冒頭に、矢沢永吉と細野晴臣のインタビュー。複数の音楽評論家による当時の日本の音楽事情の考察を経て、時代を彩ったアーティストの紹介に繋げていく。この書ではグループサウンズ末期を日本のロックの勃興と位置づけていて、ゴールデン・カップスとモップスを筆頭に挙げ、日本語で歌うはっぴいえんどとジャックス、英語で歌うフラワー・トラベリン・バンドを紹介している。

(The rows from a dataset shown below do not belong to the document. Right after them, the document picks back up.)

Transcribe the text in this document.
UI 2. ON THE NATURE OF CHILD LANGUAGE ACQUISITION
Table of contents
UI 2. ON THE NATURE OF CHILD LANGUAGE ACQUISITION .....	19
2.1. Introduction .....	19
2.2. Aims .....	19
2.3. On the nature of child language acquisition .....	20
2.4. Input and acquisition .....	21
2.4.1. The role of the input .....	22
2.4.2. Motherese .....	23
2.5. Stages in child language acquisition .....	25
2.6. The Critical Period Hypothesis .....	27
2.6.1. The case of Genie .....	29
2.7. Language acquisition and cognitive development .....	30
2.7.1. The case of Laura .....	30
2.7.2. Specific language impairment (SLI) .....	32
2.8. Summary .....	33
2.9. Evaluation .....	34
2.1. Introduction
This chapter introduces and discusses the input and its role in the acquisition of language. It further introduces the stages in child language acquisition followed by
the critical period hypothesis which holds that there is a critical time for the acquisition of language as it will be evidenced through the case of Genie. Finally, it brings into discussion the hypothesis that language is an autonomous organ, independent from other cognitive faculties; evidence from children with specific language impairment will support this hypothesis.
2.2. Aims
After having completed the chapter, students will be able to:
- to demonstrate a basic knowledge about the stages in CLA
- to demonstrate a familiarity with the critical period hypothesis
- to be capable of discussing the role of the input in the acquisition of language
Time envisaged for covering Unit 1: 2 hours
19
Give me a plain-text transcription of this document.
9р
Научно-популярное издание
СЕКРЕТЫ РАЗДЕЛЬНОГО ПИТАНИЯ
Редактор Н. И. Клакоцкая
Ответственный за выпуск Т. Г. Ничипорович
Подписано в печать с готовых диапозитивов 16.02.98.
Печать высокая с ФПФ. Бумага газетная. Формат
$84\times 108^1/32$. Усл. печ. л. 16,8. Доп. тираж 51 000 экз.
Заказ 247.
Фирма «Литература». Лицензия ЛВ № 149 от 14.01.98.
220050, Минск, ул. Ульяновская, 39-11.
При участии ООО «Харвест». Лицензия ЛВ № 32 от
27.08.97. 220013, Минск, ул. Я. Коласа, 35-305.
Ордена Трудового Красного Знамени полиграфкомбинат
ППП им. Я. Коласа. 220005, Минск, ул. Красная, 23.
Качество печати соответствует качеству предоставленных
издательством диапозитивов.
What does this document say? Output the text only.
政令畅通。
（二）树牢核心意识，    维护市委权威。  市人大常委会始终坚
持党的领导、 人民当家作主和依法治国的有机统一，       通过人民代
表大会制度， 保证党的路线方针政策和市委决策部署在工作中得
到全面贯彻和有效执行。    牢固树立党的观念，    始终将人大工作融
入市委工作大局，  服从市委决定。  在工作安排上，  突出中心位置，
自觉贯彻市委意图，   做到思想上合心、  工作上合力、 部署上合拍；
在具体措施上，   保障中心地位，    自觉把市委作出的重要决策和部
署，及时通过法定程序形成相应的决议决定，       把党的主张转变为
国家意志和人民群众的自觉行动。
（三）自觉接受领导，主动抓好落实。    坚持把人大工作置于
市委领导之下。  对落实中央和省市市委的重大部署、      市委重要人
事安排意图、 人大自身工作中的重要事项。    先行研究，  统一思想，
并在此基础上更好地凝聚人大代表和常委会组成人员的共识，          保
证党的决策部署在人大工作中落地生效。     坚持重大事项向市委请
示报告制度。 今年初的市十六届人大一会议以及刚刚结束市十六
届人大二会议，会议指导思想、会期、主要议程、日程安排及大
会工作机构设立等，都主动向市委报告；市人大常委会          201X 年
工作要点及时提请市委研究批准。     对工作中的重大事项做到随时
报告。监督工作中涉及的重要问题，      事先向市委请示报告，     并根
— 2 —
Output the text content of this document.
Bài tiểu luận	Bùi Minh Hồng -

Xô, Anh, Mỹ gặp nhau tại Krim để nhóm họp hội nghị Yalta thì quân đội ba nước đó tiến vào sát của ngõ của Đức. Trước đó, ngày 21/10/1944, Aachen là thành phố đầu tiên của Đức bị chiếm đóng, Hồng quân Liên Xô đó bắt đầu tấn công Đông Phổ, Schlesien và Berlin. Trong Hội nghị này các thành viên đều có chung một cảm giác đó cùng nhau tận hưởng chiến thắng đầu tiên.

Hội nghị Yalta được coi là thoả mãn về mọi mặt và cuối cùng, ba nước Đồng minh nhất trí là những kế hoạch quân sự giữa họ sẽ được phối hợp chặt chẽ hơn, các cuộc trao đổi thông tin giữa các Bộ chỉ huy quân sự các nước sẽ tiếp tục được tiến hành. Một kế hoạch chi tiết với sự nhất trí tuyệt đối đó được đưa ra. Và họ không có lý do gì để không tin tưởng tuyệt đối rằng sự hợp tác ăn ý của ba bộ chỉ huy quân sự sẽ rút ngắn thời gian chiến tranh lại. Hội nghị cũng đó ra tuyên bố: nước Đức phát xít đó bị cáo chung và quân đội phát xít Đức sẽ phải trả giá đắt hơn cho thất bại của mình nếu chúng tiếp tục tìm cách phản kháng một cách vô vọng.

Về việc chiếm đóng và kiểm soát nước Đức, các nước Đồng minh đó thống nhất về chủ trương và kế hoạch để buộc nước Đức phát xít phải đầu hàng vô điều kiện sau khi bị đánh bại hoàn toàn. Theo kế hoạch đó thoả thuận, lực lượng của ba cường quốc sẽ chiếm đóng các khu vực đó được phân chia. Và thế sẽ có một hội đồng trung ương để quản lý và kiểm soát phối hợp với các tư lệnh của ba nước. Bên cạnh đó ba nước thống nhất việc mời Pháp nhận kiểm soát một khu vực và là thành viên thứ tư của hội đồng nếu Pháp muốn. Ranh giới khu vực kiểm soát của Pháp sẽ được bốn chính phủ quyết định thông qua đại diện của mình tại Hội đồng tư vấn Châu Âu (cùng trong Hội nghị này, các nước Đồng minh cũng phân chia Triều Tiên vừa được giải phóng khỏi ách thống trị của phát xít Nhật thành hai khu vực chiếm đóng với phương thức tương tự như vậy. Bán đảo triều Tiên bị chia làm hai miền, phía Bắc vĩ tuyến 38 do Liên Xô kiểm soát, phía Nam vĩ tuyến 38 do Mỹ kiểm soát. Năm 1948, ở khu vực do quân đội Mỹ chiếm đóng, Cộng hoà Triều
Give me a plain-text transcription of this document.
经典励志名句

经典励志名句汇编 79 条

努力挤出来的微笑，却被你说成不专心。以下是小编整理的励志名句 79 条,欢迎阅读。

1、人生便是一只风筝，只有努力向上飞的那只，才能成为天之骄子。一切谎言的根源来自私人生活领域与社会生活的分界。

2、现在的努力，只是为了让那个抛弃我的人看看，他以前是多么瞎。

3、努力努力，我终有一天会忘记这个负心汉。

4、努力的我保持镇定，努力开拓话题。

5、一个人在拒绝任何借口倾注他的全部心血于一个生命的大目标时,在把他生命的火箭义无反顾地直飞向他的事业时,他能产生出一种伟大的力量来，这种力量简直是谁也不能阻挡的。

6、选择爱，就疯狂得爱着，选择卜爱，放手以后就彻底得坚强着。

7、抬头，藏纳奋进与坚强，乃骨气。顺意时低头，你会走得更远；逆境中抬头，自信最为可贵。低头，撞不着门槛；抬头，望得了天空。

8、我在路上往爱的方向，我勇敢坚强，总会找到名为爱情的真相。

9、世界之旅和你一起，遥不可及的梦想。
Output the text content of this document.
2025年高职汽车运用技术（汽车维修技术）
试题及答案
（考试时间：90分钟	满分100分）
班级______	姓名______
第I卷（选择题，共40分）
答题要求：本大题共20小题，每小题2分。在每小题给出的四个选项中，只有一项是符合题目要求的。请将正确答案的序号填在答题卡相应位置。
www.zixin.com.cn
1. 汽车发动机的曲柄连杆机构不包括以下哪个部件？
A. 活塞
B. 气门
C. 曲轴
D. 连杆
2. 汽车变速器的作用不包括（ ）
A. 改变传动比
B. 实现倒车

当時、英語で歌ってこそロック、いや日本人は日本語で、という論争があったそうだ。その論争を沈静化させたのがキャロルとされていて、日本語と英語をごちゃまぜにしながら演奏に違和感なく乗せていくスタイルを実現。矢沢はインタビューで、この方法論を提示したジョニー大倉を絶賛している。
紹介されているアーティストは、個人的に知っている人見たことのある人もいるが、知らない人の方が多いかな。ムーンライダース、四人囃子、遠藤賢司、岡林信康、めんたんぴん、紫、ブルース・クリエイション、早川義夫、井上陽水、ゴダイゴは、ライブを観たことがある。このコーナーは、サザンオールスターズやymoを経て、PーModel、プラスチックス、ヒカシューのニューウェイヴで締め括っている。
中盤にまたインタビューがあって、panta、鈴木慶一、Charなど。PANTAは頭脳警察時代のこと、解散のいきさつ、その後のソロ活動について語っている。洋楽カヴァーからスタートするも「血が違う」と感じ、ダサくてもいいから日本語で歌うことにしたと言っている。つまり日本語ロック派になるわけだが、英語派にも受け入れられる一方、はっぴいえんどの事務所とは因縁があったそうだ。
後半は、アルバムのセレクション。面白いなと思ったことが、2つある。沢田研二の作品をぽつぽつ取り上げていて、商業的に成功しスターになった人だが、その姿勢や音楽性はロックだったと認識しているのだろう。あと1つは、70年代から活動しているRCサクセション/忌野清志郎をたいして扱っていないことだ。RCが本格ブレイクするのは80年代になってから、だからだと思う存分けど。
それにしても、細野晴臣、高橋幸宏、坂本龍一のYMO3人の活動が尋常ではなくすごい。はっぴいえんどやサディスティック・ミカ提供バンドといった所属バンドの活動や自身のソロ活動だけでなく、他のアーティスト作品への参加が多く、あちこちに名前が出てくる。